Hello monks, I recently put together a bit of code using XML Twig to handle a massive XML document. I ran into an issue where the parser was generating a "Wide character in print" warning. A Google search revealed that this is usually caused by unicode being handled improperly. This lead me to believe that the handlers may have mangled my XML due to unicode encoding (or decoding) errors. To find out, I tacked the ">:utf8" open mode so that everything is explicitly declared. This resulted in the following code
#!/bin/perl use strict; use warnings; use XML::Twig; use Tie::IxHash; my %Items; tie %Items, "Tie::IxHash"; my $twig=XML::Twig->new( twig_handlers => {_all_ => sub {my $Item_master_Ancestory = $_->ancestors; my $element_match = ($_->tag); my $text = ($_->trimmed_text); my $coupled = join( ' - ' => " "x$Item_master_Ancestory, +$element_match,values %{$_->atts},$text); if (!defined $Items{$coupled}){$Items{$coupled}=1} else {$Items{$coupled}++;} my( $t, $elt)= @_; $t->purge; }, } ); $twig->parsefile( '500syncItemMaster.xml'); open(SUMMARY, ">:utf8", ">Item Summary.txt"); my @k = keys %Items; foreach my $k (@k) {print SUMMARY ("$k => $Items{$k}\n");}; + # output the twig close(SUMMARY);
It's not pretty, but it was getting the job done prior to the ">:utf8" addition. Now I'm being informed that "Print() on closed filehandle SUMMARY at my_perl_parser.pl line 30. I tried deleting the explicit close on line 30 with no effect. Is the > prior to Item Summary no longer telling perl to create a new file to write too?

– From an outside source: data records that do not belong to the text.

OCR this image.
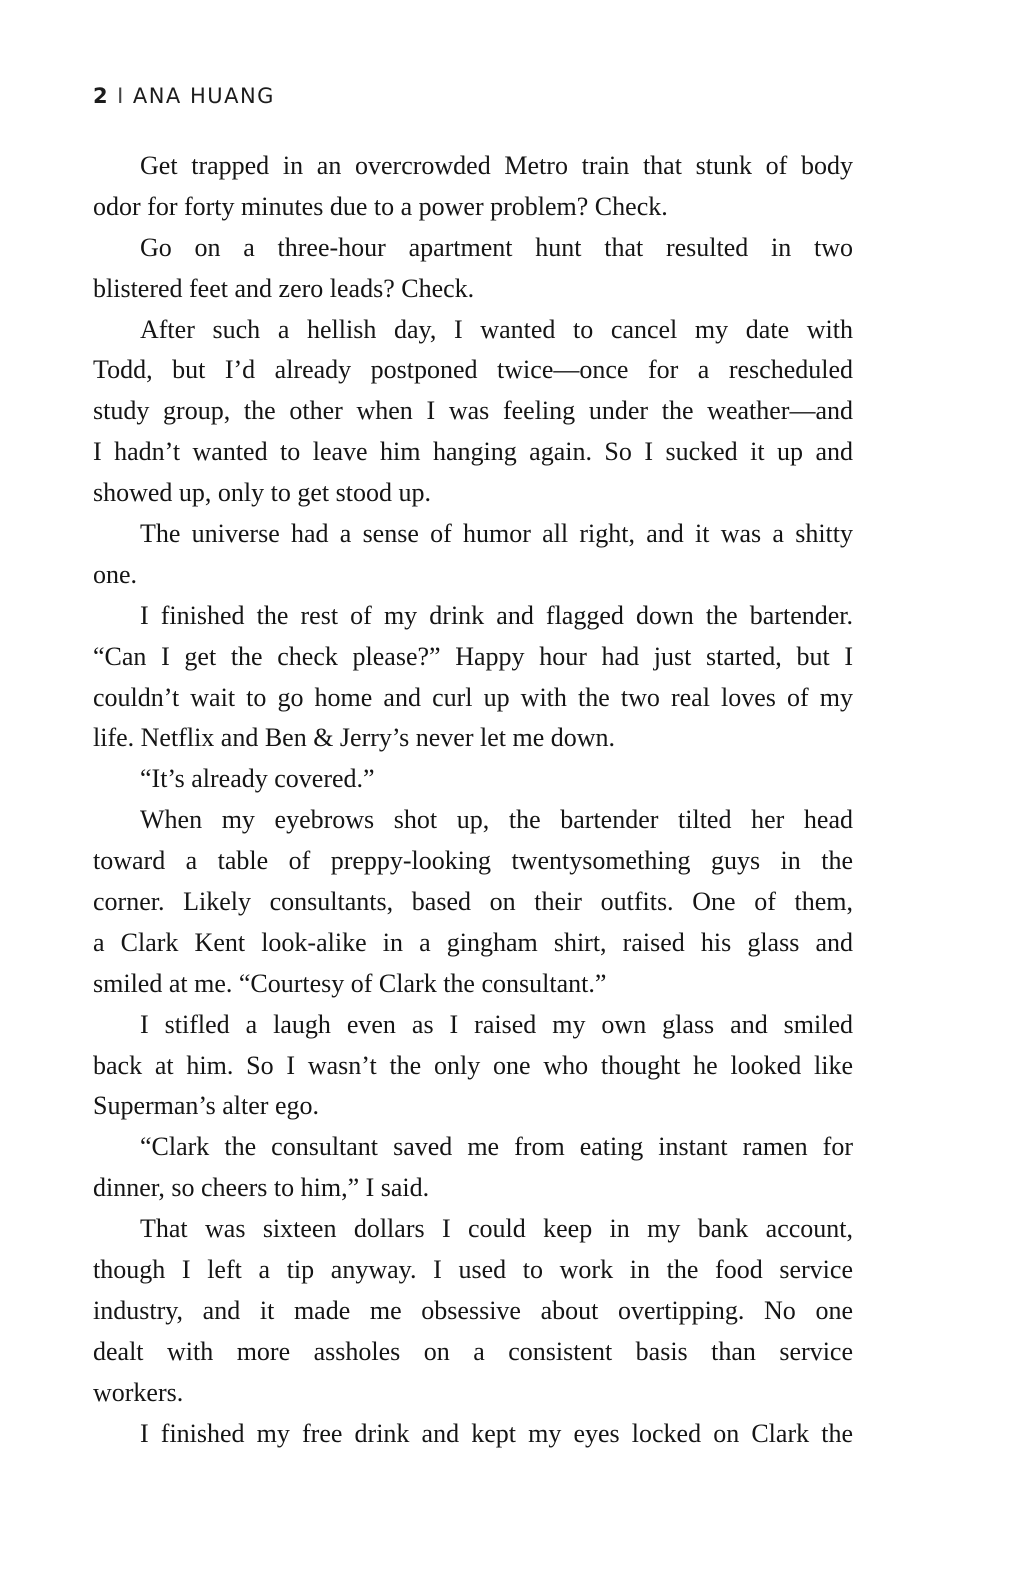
2 I ANA HUANG
Get trapped in an overcrowded Metro train that stunk of body
odor for forty minutes due to a power problem? Check.
Go on a three-hour apartment hunt that resulted in two
blistered feet and zero leads? Check.
After such a hellish day, I wanted to cancel my date with
Todd, but I’d already postponed twice—once for a rescheduled
study group, the other when I was feeling under the weather—and
I hadn’t wanted to leave him hanging again. So I sucked it up and
showed up, only to get stood up.
The universe had a sense of humor all right, and it was a shitty
one.
I finished the rest of my drink and flagged down the bartender.
“Can I get the check please?” Happy hour had just started, but I
couldn’t wait to go home and curl up with the two real loves of my
life. Netflix and Ben & Jerry’s never let me down.
“It’s already covered.”
When my eyebrows shot up, the bartender tilted her head
toward a table of preppy-looking twentysomething guys in the
corner. Likely consultants, based on their outfits. One of them,
a Clark Kent look-alike in a gingham shirt, raised his glass and
smiled at me. “Courtesy of Clark the consultant.”
I stifled a laugh even as I raised my own glass and smiled
back at him. So I wasn’t the only one who thought he looked like
Superman’s alter ego.
“Clark the consultant saved me from eating instant ramen for
dinner, so cheers to him,” I said.
That was sixteen dollars I could keep in my bank account,
though I left a tip anyway. I used to work in the food service
industry, and it made me obsessive about overtipping. No one
dealt with more assholes on a consistent basis than service
workers.
I finished my free drink and kept my eyes locked on Clark the
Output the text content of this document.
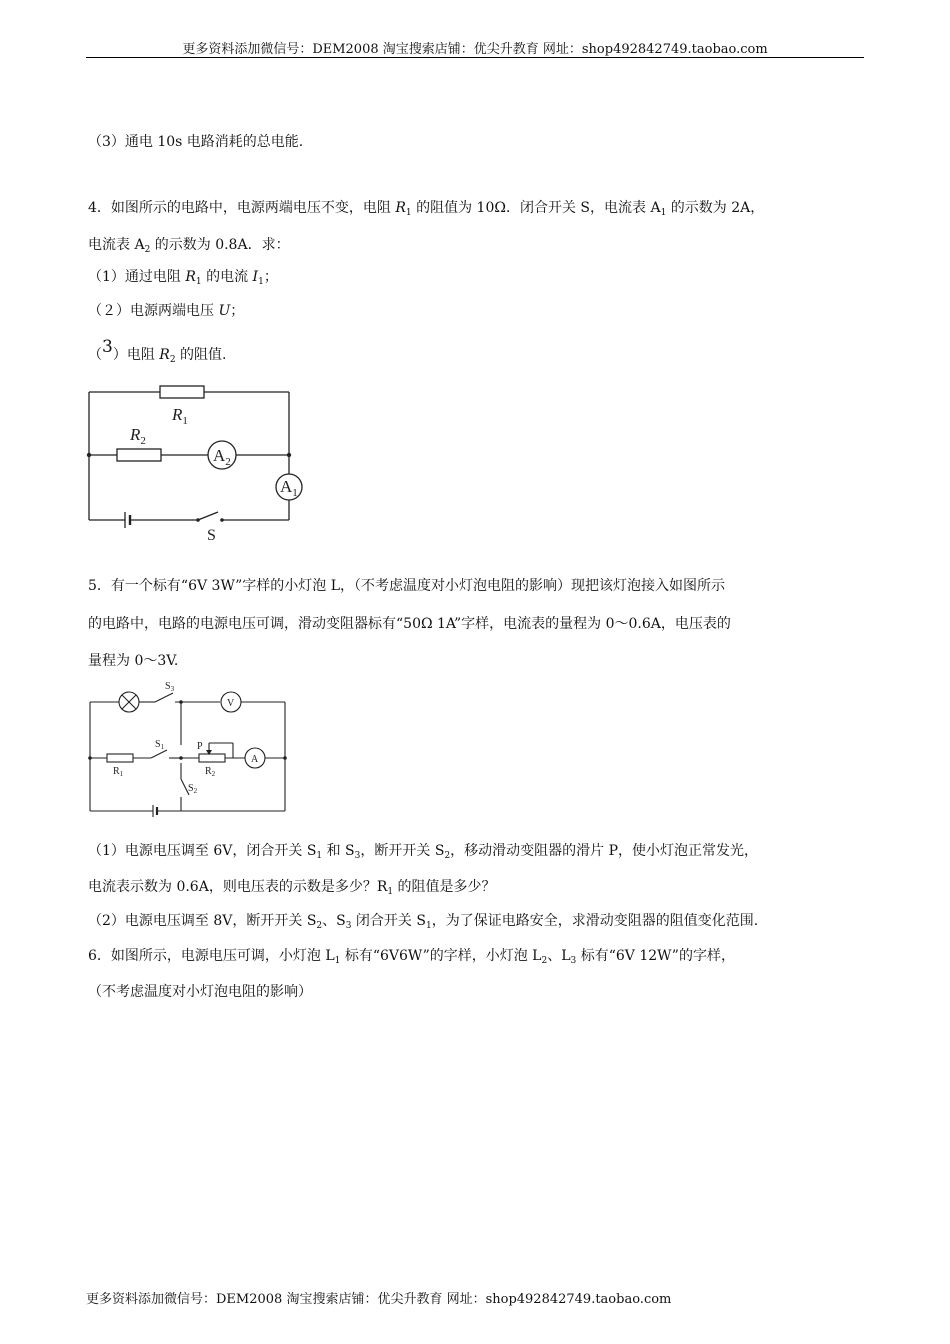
更多资料添加微信号：DEM2008 淘宝搜索店铺：优尖升教育 网址：shop492842749.taobao.com
（3）通电 10s 电路消耗的总电能.
4．如图所示的电路中，电源两端电压不变，电阻 $R_1$ 的阻值为 10Ω．闭合开关 S，电流表 $A_1$ 的示数为 2A，
电流表 $A_2$ 的示数为 0.8A．求：
（1）通过电阻 $R_1$ 的电流 $I_1$；
（２）电源两端电压 U；
（3）电阻 $R_2$ 的阻值.
$R_1$
$R_2$
$A_2$
$A_1$
S
5．有一个标有“6V 3W”字样的小灯泡 L，（不考虑温度对小灯泡电阻的影响）现把该灯泡接入如图所示
的电路中，电路的电源电压可调，滑动变阻器标有“50Ω 1A”字样，电流表的量程为 0～0.6A，电压表的
量程为 0～3V.
$S_3$
V
$S_1$	P
A
$R_1$	$R_2$
$S_2$
（1）电源电压调至 6V，闭合开关 $S_1$ 和 $S_3$，断开开关 $S_2$，移动滑动变阻器的滑片 P，使小灯泡正常发光，
电流表示数为 0.6A，则电压表的示数是多少？$R_1$ 的阻值是多少？
（2）电源电压调至 8V，断开开关 $S_2$、$S_3$ 闭合开关 $S_1$，为了保证电路安全，求滑动变阻器的阻值变化范围.
6．如图所示，电源电压可调，小灯泡 $L_1$ 标有“6V6W”的字样，小灯泡 $L_2$、$L_3$ 标有“6V 12W”的字样，
（不考虑温度对小灯泡电阻的影响）
更多资料添加微信号：DEM2008 淘宝搜索店铺：优尖升教育 网址：shop492842749.taobao.com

Replies are listed 'Best First'.
Re: Solution to unicode issue creating more problems than it solves
by Corion (Patriarch) on Nov 27, 2007 at 14:30 UTC

    The error likely is on this line:

    open(SUMMARY, ">:utf8", ">Item Summary.txt");

    and Perl would have told you about it, had you used proper error checking:

    my $outfile = ">Item Summary.txt"; open(SUMMARY, ">:utf8", $outfile) or die "Couldn't create '$outfile': $!";

    Of course, the warning that SUMMARY is a closed filehandle is still true, but not because it was closed behind your back but because it was never opened. Also, XML::Twig does not play into the problem at all, neither does UTF-8.

Re: Solution to unicode issue creating more problems than it solves
by ikegami (Patriarch) on Nov 27, 2007 at 14:54 UTC

    I ran into an issue where the parser was generating a "Wide character in print" warning. A Google search revealed that this is usually caused by unicode being handled improperly.

    "Wide character in print" means you are trying to store a string of characters without converting them to bytes first. Files can only contain bytes.

    Is the > prior to Item Summary no longer telling perl to create a new file to write too?

    open(my $fh, "> $file") Old style open(my $fh, '>', $file) Better 5.6 style open(my $fh, '>:utf8', $file) Better 5.6 style with auto encoding

    Always check the result of open for errors. You'll catch 99% of I/O errors.